SSL security concern

I'm wondering why ssl encrypted data can't be cracked easily once the packets are intercepted. As i understand it when you connect to a site like facebook the browser and site agree on a cipher, what stops the sniffer from seeing what cipher they agreed to?
SSL uses asymmetric encryption, meaning the decryption key is different than the encryption key. So if you as a client encrypt your packets with the server's public key, it can only be decrypted by the private key, which remains on the server. Of course, this is a simplification of everything that happens in an SSL transaction, but that's the basis of the concept.

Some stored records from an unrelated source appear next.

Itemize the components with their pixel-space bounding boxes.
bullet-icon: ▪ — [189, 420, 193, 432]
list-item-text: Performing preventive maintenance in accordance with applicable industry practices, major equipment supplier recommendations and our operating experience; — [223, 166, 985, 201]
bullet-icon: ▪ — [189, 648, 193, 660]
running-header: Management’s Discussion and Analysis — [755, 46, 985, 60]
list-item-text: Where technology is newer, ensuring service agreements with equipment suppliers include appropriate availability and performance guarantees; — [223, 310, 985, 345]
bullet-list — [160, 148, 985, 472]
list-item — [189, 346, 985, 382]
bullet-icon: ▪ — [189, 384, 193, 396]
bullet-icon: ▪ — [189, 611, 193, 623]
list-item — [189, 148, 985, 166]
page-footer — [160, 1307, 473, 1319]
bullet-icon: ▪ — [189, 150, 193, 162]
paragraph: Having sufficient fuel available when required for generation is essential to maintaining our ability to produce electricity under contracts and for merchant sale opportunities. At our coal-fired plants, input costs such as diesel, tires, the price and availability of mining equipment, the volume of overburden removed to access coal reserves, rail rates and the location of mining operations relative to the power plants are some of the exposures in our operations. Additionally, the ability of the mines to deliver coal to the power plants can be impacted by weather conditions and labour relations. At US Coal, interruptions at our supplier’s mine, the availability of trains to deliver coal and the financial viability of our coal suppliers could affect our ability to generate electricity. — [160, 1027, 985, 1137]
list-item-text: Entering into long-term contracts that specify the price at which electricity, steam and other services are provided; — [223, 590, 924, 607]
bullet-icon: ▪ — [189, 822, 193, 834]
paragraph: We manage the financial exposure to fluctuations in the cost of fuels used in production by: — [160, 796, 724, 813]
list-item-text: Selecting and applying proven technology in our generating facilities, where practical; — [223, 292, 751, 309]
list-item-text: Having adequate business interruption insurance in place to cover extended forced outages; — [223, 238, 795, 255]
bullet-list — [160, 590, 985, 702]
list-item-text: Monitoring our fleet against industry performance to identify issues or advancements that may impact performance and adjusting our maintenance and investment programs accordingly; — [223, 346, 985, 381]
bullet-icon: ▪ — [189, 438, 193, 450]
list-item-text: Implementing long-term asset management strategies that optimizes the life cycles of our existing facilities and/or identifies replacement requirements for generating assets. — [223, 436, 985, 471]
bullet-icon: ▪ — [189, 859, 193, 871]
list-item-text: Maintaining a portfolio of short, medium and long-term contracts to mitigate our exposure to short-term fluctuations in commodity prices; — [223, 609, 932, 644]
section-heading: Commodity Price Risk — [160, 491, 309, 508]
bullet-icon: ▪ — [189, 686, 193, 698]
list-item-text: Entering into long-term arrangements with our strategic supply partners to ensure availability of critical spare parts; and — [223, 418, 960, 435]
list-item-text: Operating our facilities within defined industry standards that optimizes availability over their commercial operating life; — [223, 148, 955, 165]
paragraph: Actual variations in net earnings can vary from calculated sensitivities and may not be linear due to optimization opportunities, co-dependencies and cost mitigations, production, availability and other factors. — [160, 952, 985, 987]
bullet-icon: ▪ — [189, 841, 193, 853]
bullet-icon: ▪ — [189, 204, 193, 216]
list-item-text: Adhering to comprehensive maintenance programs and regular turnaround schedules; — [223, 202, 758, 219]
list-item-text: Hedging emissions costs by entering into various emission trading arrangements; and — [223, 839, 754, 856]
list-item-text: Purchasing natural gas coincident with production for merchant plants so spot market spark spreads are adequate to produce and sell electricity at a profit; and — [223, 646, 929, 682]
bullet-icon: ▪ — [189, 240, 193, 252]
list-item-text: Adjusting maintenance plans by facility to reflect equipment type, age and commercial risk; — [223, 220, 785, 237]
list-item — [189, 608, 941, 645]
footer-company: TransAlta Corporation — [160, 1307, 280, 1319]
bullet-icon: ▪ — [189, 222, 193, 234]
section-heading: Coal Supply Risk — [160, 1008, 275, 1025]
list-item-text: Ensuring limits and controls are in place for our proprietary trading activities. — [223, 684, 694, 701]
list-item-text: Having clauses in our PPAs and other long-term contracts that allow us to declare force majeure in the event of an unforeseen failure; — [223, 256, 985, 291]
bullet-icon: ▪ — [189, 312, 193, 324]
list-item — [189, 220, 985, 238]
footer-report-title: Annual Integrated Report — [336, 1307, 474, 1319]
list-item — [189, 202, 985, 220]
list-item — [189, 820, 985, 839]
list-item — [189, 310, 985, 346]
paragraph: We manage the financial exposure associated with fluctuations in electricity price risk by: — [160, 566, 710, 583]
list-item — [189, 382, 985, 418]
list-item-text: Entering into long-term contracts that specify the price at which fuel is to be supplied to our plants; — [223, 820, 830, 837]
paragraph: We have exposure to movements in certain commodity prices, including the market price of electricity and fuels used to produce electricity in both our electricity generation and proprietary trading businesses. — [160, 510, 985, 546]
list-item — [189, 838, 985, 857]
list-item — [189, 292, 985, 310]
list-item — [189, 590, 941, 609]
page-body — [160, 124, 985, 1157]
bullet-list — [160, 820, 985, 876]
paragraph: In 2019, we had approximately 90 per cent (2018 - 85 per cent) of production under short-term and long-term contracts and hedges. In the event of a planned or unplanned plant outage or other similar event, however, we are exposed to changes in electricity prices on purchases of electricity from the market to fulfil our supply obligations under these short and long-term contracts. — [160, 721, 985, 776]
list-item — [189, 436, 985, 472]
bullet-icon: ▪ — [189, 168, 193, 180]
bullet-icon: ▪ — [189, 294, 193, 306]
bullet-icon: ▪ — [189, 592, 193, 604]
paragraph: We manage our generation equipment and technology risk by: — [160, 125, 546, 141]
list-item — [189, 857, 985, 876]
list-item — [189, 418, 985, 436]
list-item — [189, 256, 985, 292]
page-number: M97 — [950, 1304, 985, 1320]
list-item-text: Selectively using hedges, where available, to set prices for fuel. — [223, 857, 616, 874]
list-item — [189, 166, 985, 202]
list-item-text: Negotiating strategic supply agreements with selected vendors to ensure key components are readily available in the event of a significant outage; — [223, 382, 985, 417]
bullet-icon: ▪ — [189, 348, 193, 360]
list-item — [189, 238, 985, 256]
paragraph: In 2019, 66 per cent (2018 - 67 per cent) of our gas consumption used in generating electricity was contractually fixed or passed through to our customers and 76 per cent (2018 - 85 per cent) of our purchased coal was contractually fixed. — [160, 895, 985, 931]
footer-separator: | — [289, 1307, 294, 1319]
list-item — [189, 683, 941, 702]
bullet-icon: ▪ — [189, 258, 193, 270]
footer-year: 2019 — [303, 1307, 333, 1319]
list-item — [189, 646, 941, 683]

Imagine sending a box with an open padlock to the other side - when the other side wants to send a message, they put it inside the box, lock the padlock and send it back to you, where you use your (private) key to unlock it. Even if the intercepting party has sees the padlock, they still don't have the key.
There's a lot of ways to describe it. For me, my ah-hah moment was when I figured out that, after information is encrypted multiple times, it can be decrypted in any order.
A encrypts first, passes to B a single encrypted message [A encryption].
B encrypts the message a second time, and passes to A a double encrypted message [A encryption and B encryption]
A removes [A encryption] from the message, leaving only [B encryption], and sends the message to B.
B now has a [B encrypted] message, and knows how to decrypt it.
The sniffer sees the message encrypted three different ways: [A], [AB], and [B].
That's three message passes to exchange one message, but once it's passed and both sides have the unique information to decrypt further communication, future messages only need one trip.
If you want a simple example of how a message could be decrypted in any order, you can use XOR as a sample encryption method. For keys A and B, message M, and XOR is ^, then
M ^ A ^ A = M
M ^ A ^ B ^ A ^ B = M
Facebook signs it's package with a certificate that Facebook got from an certificate authority such as RapidSLL.
As long as you trust the certificate authorities that all certificate they issue for facebook.com do really belong to facebook.com the connection is safe.
Facebook then sends you via a signed message it's public encyrption key which you can use to encrypt your messages to be read by facebook.
Yes, the cipher is public. However, the client asymmetrically encrypts a random session key (or rather a precursor) using Facebook's public key (they verify it's really Facebook's key by checking that it is signed by someone trusted). So only Facebook (who has a private key) should be able to derive the actual symmetric keys that are used to exchange website data.
See this detailed walk-through. In that example, an eavesdropper can tell that the connection uses RSA, RC4, and MD5. But they don't have Amazon's private key, so they can't derive the session keys.
Like Derek H said, there are fundamental differences between symmetric and asymmetric encryption. Look up stuff like DH key exchange protocol and RSA cipher, they are fundamental in SSL/TLS. On the other hand, it's relatively easy to decrypt sniffed data (ROBOT attack).
If you just need to be sure your communication is secure, you can simply use SSL/TLS Server Test, there you can see if you're not using recommended algorithms or see if your SSL/TLS configuration is PCI-DSS/HIPAA/NIST compliant.